2017-05-09nytimes.com

The United States Court of Appeals for the Federal Circuit in Washington turned back one of [Greenberg's preliminary] victories on Tuesday, throwing out a lower court's ruling that the government's huge bailout of A.I.G. in 2008 was illegal.

The appeals court also ruled that the lower court had not erred in denying A.I.G.'s shareholders up to $40 billion in damages they had sought as a result of the government's takeover.

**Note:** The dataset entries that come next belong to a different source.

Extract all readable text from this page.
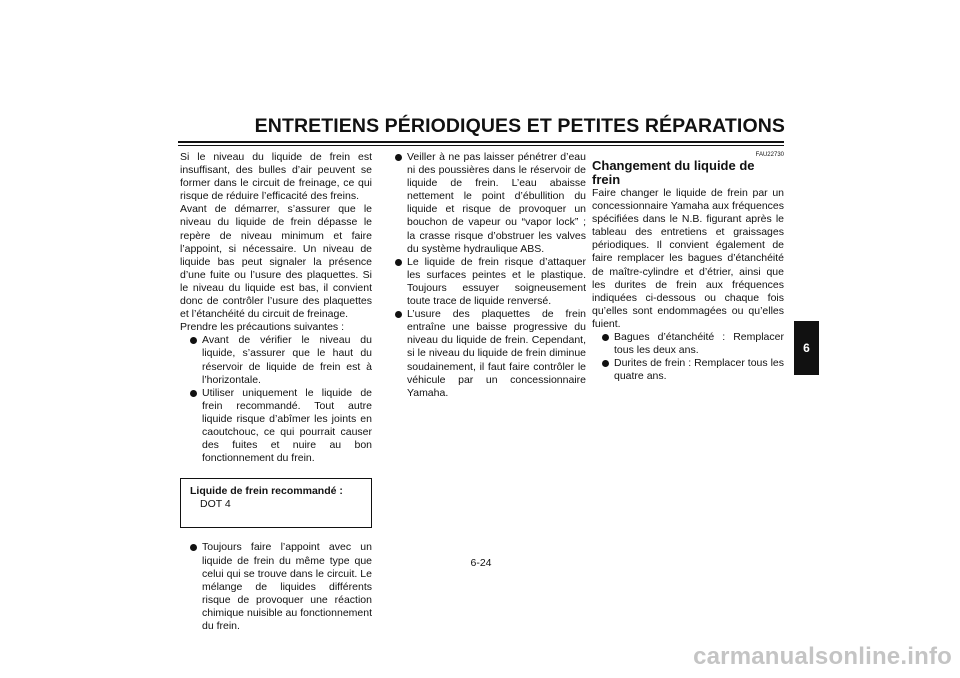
ENTRETIENS PÉRIODIQUES ET PETITES RÉPARATIONS

Si le niveau du liquide de frein est insuffisant, des bulles d’air peuvent se former dans le circuit de freinage, ce qui risque de réduire l’efficacité des freins.

Avant de démarrer, s’assurer que le niveau du liquide de frein dépasse le repère de niveau minimum et faire l’appoint, si nécessaire. Un niveau de liquide bas peut signaler la présence d’une fuite ou l’usure des plaquettes. Si le niveau du liquide est bas, il convient donc de contrôler l’usure des plaquettes et l’étanchéité du circuit de freinage.

Prendre les précautions suivantes :

Avant de vérifier le niveau du liquide, s’assurer que le haut du réservoir de liquide de frein est à l’horizontale.
Utiliser uniquement le liquide de frein recommandé. Tout autre liquide risque d’abîmer les joints en caoutchouc, ce qui pourrait causer des fuites et nuire au bon fonctionnement du frein.
Liquide de frein recommandé :
DOT 4
Toujours faire l’appoint avec un liquide de frein du même type que celui qui se trouve dans le circuit. Le mélange de liquides différents risque de provoquer une réaction chimique nuisible au fonctionnement du frein.
Veiller à ne pas laisser pénétrer d’eau ni des poussières dans le réservoir de liquide de frein. L’eau abaisse nettement le point d’ébullition du liquide et risque de provoquer un bouchon de vapeur ou “vapor lock” ; la crasse risque d’obstruer les valves du système hydraulique ABS.
Le liquide de frein risque d’attaquer les surfaces peintes et le plastique. Toujours essuyer soigneusement toute trace de liquide renversé.
L’usure des plaquettes de frein entraîne une baisse progressive du niveau du liquide de frein. Cependant, si le niveau du liquide de frein diminue soudainement, il faut faire contrôler le véhicule par un concessionnaire Yamaha.
FAU22730
Changement du liquide de frein

Faire changer le liquide de frein par un concessionnaire Yamaha aux fréquences spécifiées dans le N.B. figurant après le tableau des entretiens et graissages périodiques. Il convient également de faire remplacer les bagues d’étanchéité de maître-cylindre et d’étrier, ainsi que les durites de frein aux fréquences indiquées ci-dessous ou chaque fois qu’elles sont endommagées ou qu’elles fuient.

Bagues d’étanchéité : Remplacer tous les deux ans.
Durites de frein : Remplacer tous les quatre ans.
6
6-24
carmanualsonline.info
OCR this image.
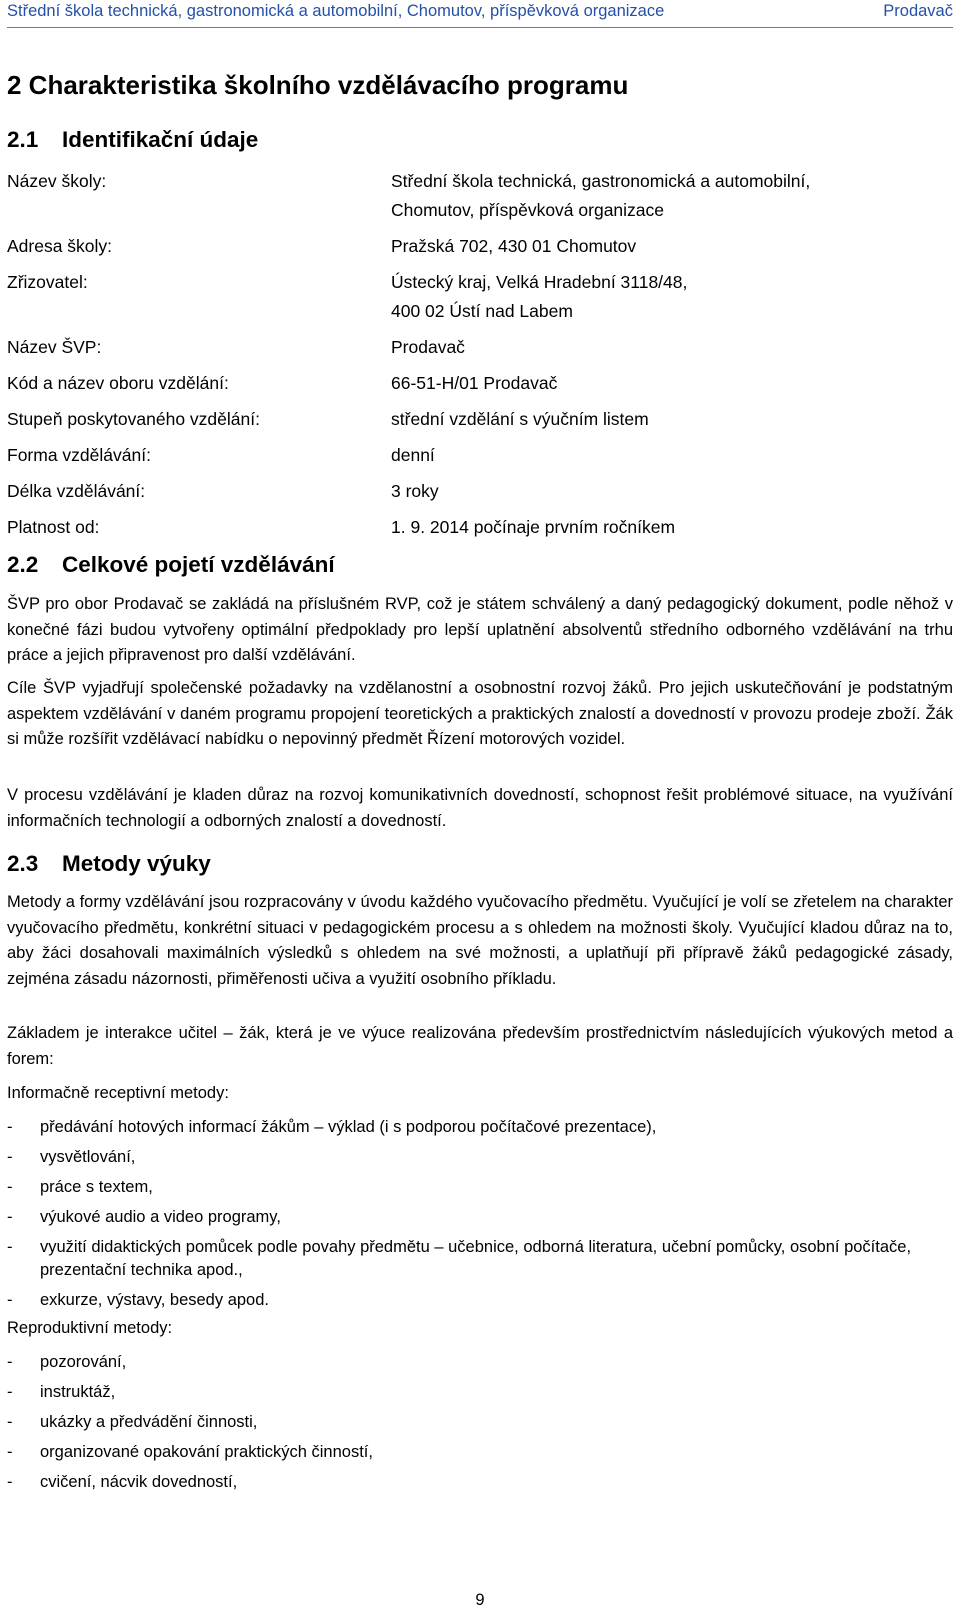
Střední škola technická, gastronomická a automobilní, Chomutov, příspěvková organizace	Prodavač
2 Charakteristika školního vzdělávacího programu
2.1 Identifikační údaje
Název školy:	Střední škola technická, gastronomická a automobilní,
Chomutov, příspěvková organizace
Adresa školy:	Pražská 702, 430 01 Chomutov
Zřizovatel:	Ústecký kraj, Velká Hradební 3118/48,
400 02 Ústí nad Labem
Název ŠVP:	Prodavač
Kód a název oboru vzdělání:	66-51-H/01 Prodavač
Stupeň poskytovaného vzdělání:	střední vzdělání s výučním listem
Forma vzdělávání:	denní
Délka vzdělávání:	3 roky
Platnost od:	1. 9. 2014 počínaje prvním ročníkem
2.2 Celkové pojetí vzdělávání

ŠVP pro obor Prodavač se zakládá na příslušném RVP, což je státem schválený a daný pedagogický dokument, podle něhož v konečné fázi budou vytvořeny optimální předpoklady pro lepší uplatnění absolventů středního odborného vzdělávání na trhu práce a jejich připravenost pro další vzdělávání.

Cíle ŠVP vyjadřují společenské požadavky na vzdělanostní a osobnostní rozvoj žáků. Pro jejich uskutečňování je podstatným aspektem vzdělávání v daném programu propojení teoretických a praktických znalostí a dovedností v provozu prodeje zboží. Žák si může rozšířit vzdělávací nabídku o nepovinný předmět Řízení motorových vozidel.

V procesu vzdělávání je kladen důraz na rozvoj komunikativních dovedností, schopnost řešit problémové situace, na využívání informačních technologií a odborných znalostí a dovedností.

2.3 Metody výuky

Metody a formy vzdělávání jsou rozpracovány v úvodu každého vyučovacího předmětu. Vyučující je volí se zřetelem na charakter vyučovacího předmětu, konkrétní situaci v pedagogickém procesu a s ohledem na možnosti školy. Vyučující kladou důraz na to, aby žáci dosahovali maximálních výsledků s ohledem na své možnosti, a uplatňují při přípravě žáků pedagogické zásady, zejména zásadu názornosti, přiměřenosti učiva a využití osobního příkladu.

Základem je interakce učitel – žák, která je ve výuce realizována především prostřednictvím následujících výukových metod a forem:

Informačně receptivní metody:

- předávání hotových informací žákům – výklad (i s podporou počítačové prezentace),
- vysvětlování,
- práce s textem,
- výukové audio a video programy,
- využití didaktických pomůcek podle povahy předmětu – učebnice, odborná literatura, učební pomůcky, osobní počítače, prezentační technika apod.,
- exkurze, výstavy, besedy apod.

Reproduktivní metody:

- pozorování,
- instruktáž,
- ukázky a předvádění činnosti,
- organizované opakování praktických činností,
- cvičení, nácvik dovedností,
9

Starr International, the Greenberg company that made the appeal as one of the largest shareholders of A.I.G. stock, did not have the legal standing to pursue the claims, the appeals court said

Those claims, the court said in its opinion, instead "belong to A.I.G., which has exercised its business judgment and declined to prosecute this lawsuit."

...

In arguing their appeal last fall, the government's lawyers said doing nothing would have punished A.I.G. shareholders more by erasing the value of their stock in a bankruptcy filing. The lower court ruled that the bailout helped shareholders avoid this fate.

In its opinion on Tuesday, the appeals court said, "Outside third parties with leverage over a transaction, even in a take-it-or-leave-it scenario, do not necessarily have a responsibility to protect the interests of a counterparty, less so the interests of a counterparty's constituents."

Mr. Boies said he would ask the Supreme Court to review the decision.